There is little work that has been done in this space and this is a tragic thing. For example, it is common for grandmothers to accept trans grandchildren even as mothers, fathers, sisters, and brothers reject them. This is not because Nana is from an older and more humane time, rather, this is because first-kin relationships are simply more gendered than second-kin relationships. It’s more important to your dad that you’re a boy than it is to your grandma that you’re her grandson. Even a little work raising awareness on this, for trans people and cis people, would be helpful. It’s also important for parents and expecting parents to consider that their child might transition. This is one of the few issues where raising awareness might actually make a difference, for it may facilitate acceptance.
This is just one example. There are many more I could give.
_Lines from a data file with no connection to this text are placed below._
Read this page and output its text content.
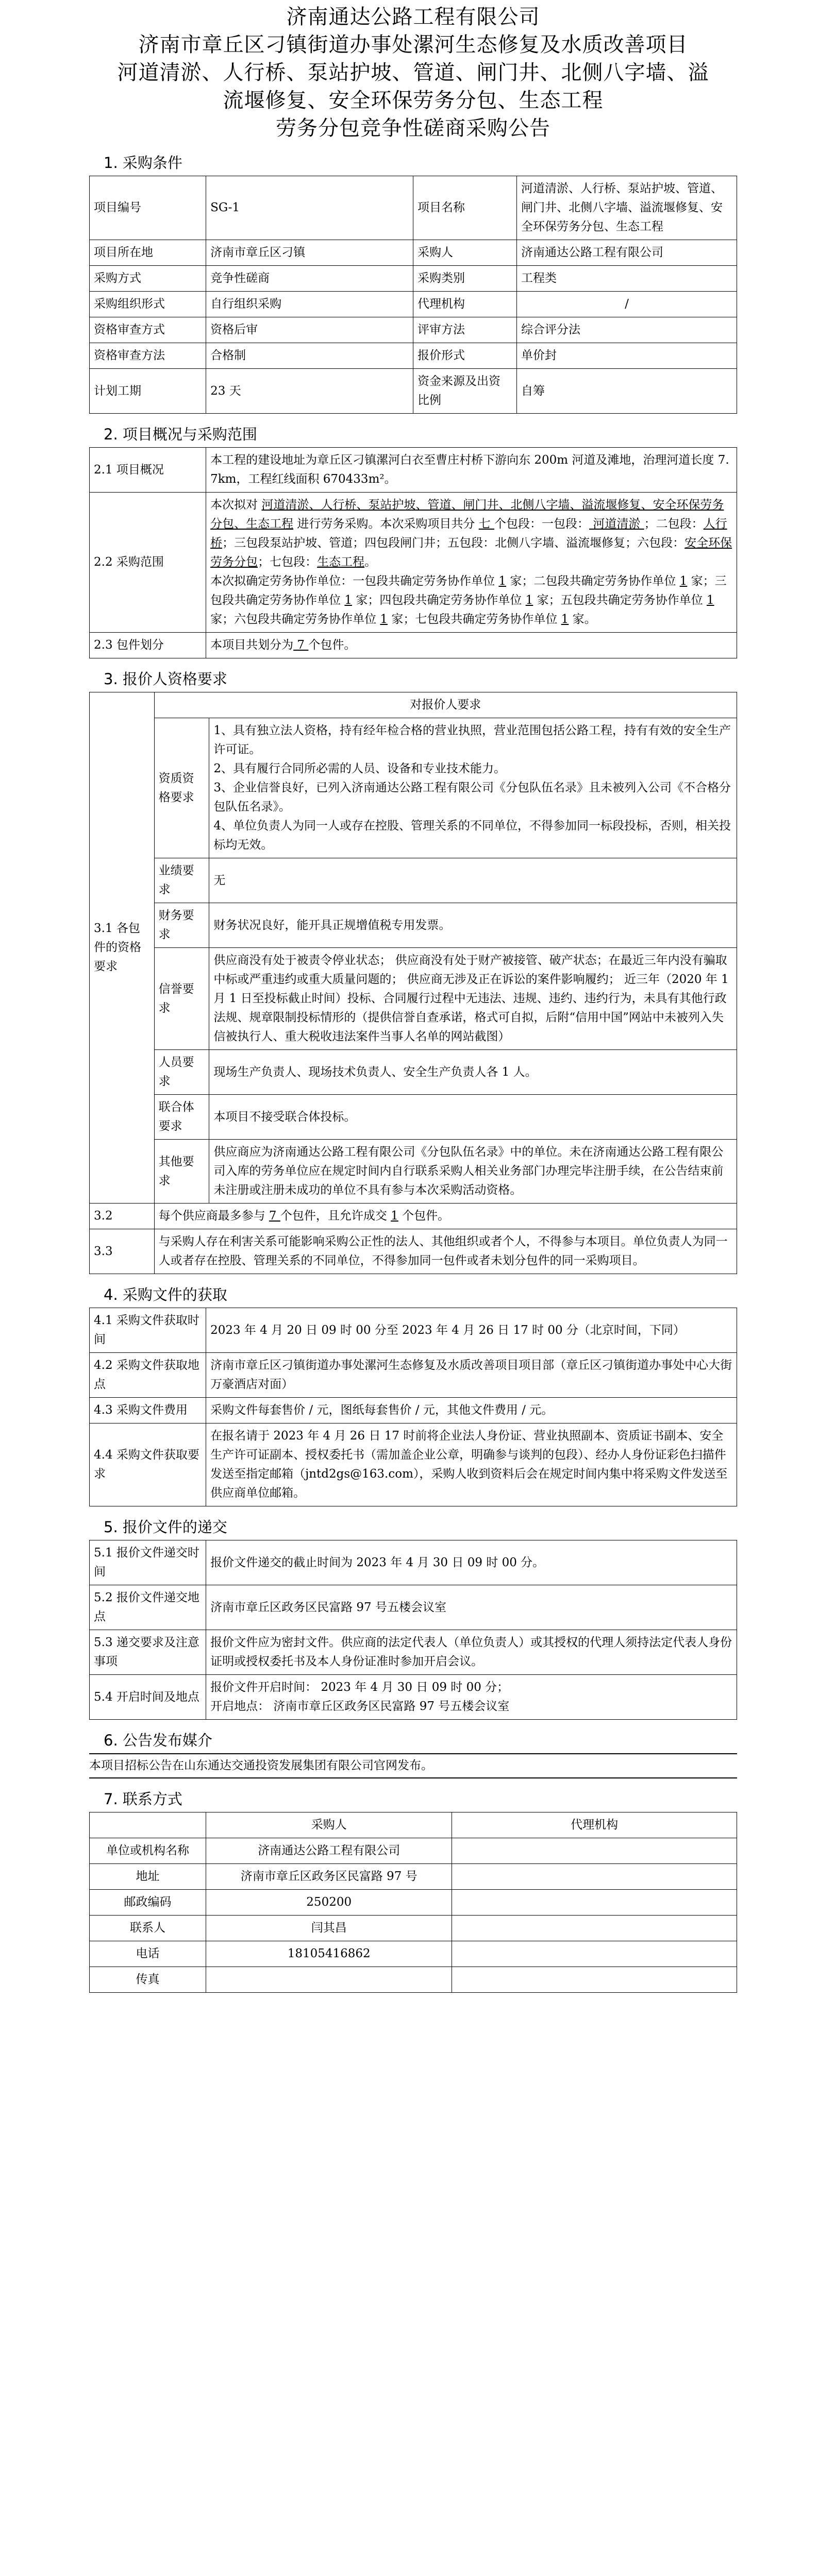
济南通达公路工程有限公司
济南市章丘区刁镇街道办事处漯河生态修复及水质改善项目
河道清淤、人行桥、泵站护坡、管道、闸门井、北侧八字墙、溢
流堰修复、安全环保劳务分包、生态工程
劳务分包竞争性磋商采购公告
1. 采购条件
项目编号	SG-1	项目名称	河道清淤、人行桥、泵站护坡、管道、闸门井、北侧八字墙、溢流堰修复、安全环保劳务分包、生态工程
项目所在地	济南市章丘区刁镇	采购人	济南通达公路工程有限公司
采购方式	竞争性磋商	采购类别	工程类
采购组织形式	自行组织采购	代理机构	/
资格审查方式	资格后审	评审方法	综合评分法
资格审查方法	合格制	报价形式	单价封
计划工期	23 天	资金来源及出资比例	自筹
2. 项目概况与采购范围
2.1 项目概况	本工程的建设地址为章丘区刁镇漯河白衣至曹庄村桥下游向东 200m 河道及滩地，治理河道长度 7.7km，工程红线面积 670433m²。
2.2 采购范围	本次拟对 河道清淤、人行桥、泵站护坡、管道、闸门井、北侧八字墙、溢流堰修复、安全环保劳务分包、生态工程 进行劳务采购。本次采购项目共分 七 个包段：一包段： 河道清淤 ；二包段：人行桥；三包段泵站护坡、管道；四包段闸门井；五包段：北侧八字墙、溢流堰修复；六包段：安全环保劳务分包；七包段：生态工程。

本次拟确定劳务协作单位：一包段共确定劳务协作单位 1 家；二包段共确定劳务协作单位 1 家；三包段共确定劳务协作单位 1 家；四包段共确定劳务协作单位 1 家；五包段共确定劳务协作单位 1 家；六包段共确定劳务协作单位 1 家；七包段共确定劳务协作单位 1 家。

2.3 包件划分	本项目共划分为 7 个包件。
3. 报价人资格要求
3.1 各包件的资格要求	对报价人要求	
	资质资格要求	1、具有独立法人资格，持有经年检合格的营业执照，营业范围包括公路工程，持有有效的安全生产许可证。

2、具有履行合同所必需的人员、设备和专业技术能力。

3、企业信誉良好，已列入济南通达公路工程有限公司《分包队伍名录》且未被列入公司《不合格分包队伍名录》。

4、单位负责人为同一人或存在控股、管理关系的不同单位，不得参加同一标段投标，否则，相关投标均无效。

	业绩要求	无
	财务要求	财务状况良好，能开具正规增值税专用发票。
	信誉要求	供应商没有处于被责令停业状态； 供应商没有处于财产被接管、破产状态；在最近三年内没有骗取中标或严重违约或重大质量问题的； 供应商无涉及正在诉讼的案件影响履约； 近三年（2020 年 1 月 1 日至投标截止时间）投标、合同履行过程中无违法、违规、违约、违约行为，未具有其他行政法规、规章限制投标情形的（提供信誉自查承诺，格式可自拟，后附“信用中国”网站中未被列入失信被执行人、重大税收违法案件当事人名单的网站截图）
	人员要求	现场生产负责人、现场技术负责人、安全生产负责人各 1 人。
	联合体要求	本项目不接受联合体投标。
	其他要求	供应商应为济南通达公路工程有限公司《分包队伍名录》中的单位。未在济南通达公路工程有限公司入库的劳务单位应在规定时间内自行联系采购人相关业务部门办理完毕注册手续，在公告结束前未注册或注册未成功的单位不具有参与本次采购活动资格。
3.2	每个供应商最多参与 7 个包件，且允许成交 1 个包件。	
3.3	与采购人存在利害关系可能影响采购公正性的法人、其他组织或者个人，不得参与本项目。单位负责人为同一人或者存在控股、管理关系的不同单位，不得参加同一包件或者未划分包件的同一采购项目。	
4. 采购文件的获取
4.1 采购文件获取时间	2023 年 4 月 20 日 09 时 00 分至 2023 年 4 月 26 日 17 时 00 分（北京时间，下同）
4.2 采购文件获取地点	济南市章丘区刁镇街道办事处漯河生态修复及水质改善项目项目部（章丘区刁镇街道办事处中心大街万豪酒店对面）
4.3 采购文件费用	采购文件每套售价 / 元，图纸每套售价 / 元，其他文件费用 / 元。
4.4 采购文件获取要求	在报名请于 2023 年 4 月 26 日 17 时前将企业法人身份证、营业执照副本、资质证书副本、安全生产许可证副本、授权委托书（需加盖企业公章，明确参与谈判的包段）、经办人身份证彩色扫描件发送至指定邮箱（jntd2gs@163.com），采购人收到资料后会在规定时间内集中将采购文件发送至供应商单位邮箱。
5. 报价文件的递交
5.1 报价文件递交时间	报价文件递交的截止时间为 2023 年 4 月 30 日 09 时 00 分。
5.2 报价文件递交地点	济南市章丘区政务区民富路 97 号五楼会议室
5.3 递交要求及注意事项	报价文件应为密封文件。供应商的法定代表人（单位负责人）或其授权的代理人须持法定代表人身份证明或授权委托书及本人身份证准时参加开启会议。
5.4 开启时间及地点	报价文件开启时间： 2023 年 4 月 30 日 09 时 00 分；

开启地点： 济南市章丘区政务区民富路 97 号五楼会议室

6. 公告发布媒介
本项目招标公告在山东通达交通投资发展集团有限公司官网发布。
7. 联系方式
	采购人	代理机构
单位或机构名称	济南通达公路工程有限公司	
地址	济南市章丘区政务区民富路 97 号	
邮政编码	250200	
联系人	闫其昌	
电话	18105416862	
传真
While on the metro one Tuesday afternoon, coming home from my partner’s place, I sat down and moved my bag from next to me to below my metro seat. A man, who was going to sit on the chair left of me, thought I was moving my bag for him and sat down next to me and started making small talk. For the next eight stops, he got closer and closer, finally leaning into me and touching me with his arm and feet. His arm was resting on my thigh and his feet were next to mine. He pressed himself onto me more as the metro ride went on. Buildings went by and his hot breath got closer.
After I blamed myself for wearing a crop top on a sunny day. I was terrified because as a trans woman, the discovery that I am transgender would nearly ensure physical assault. Men get mad when women are not cis. I learned another time on the metro that when men are mad they hit you. Sometimes they rape you.
I hate writing about trans things. But this article was not about trans things, this article was really about cis people, especially cis men, and how they relate to us. This article was not just for men, but the audience will probably mostly be men. Boys, you should understand trans things, but not the social construction of gender. Maybe understand that some people want to be a wife someday or think that being a boy would make them happy. Consider someday that if you have a kid they might transition. Think about this as a story of searching for happiness and nothing more. The why of transgender things is not as important as the how of living while trans, and right now, that how is very hard.
You though can help. You don’t need pronouns in your Twitter bio or to think that the people that brought us the drone war in Yemen are LGBTQ allies. What you can do, is learn that you do not have to look away. You don’t have to be the man in the metro tunnel who let me get hit and said nothing, while cameras limply recorded a crouching woman, quite afraid, in pretty yellow heels.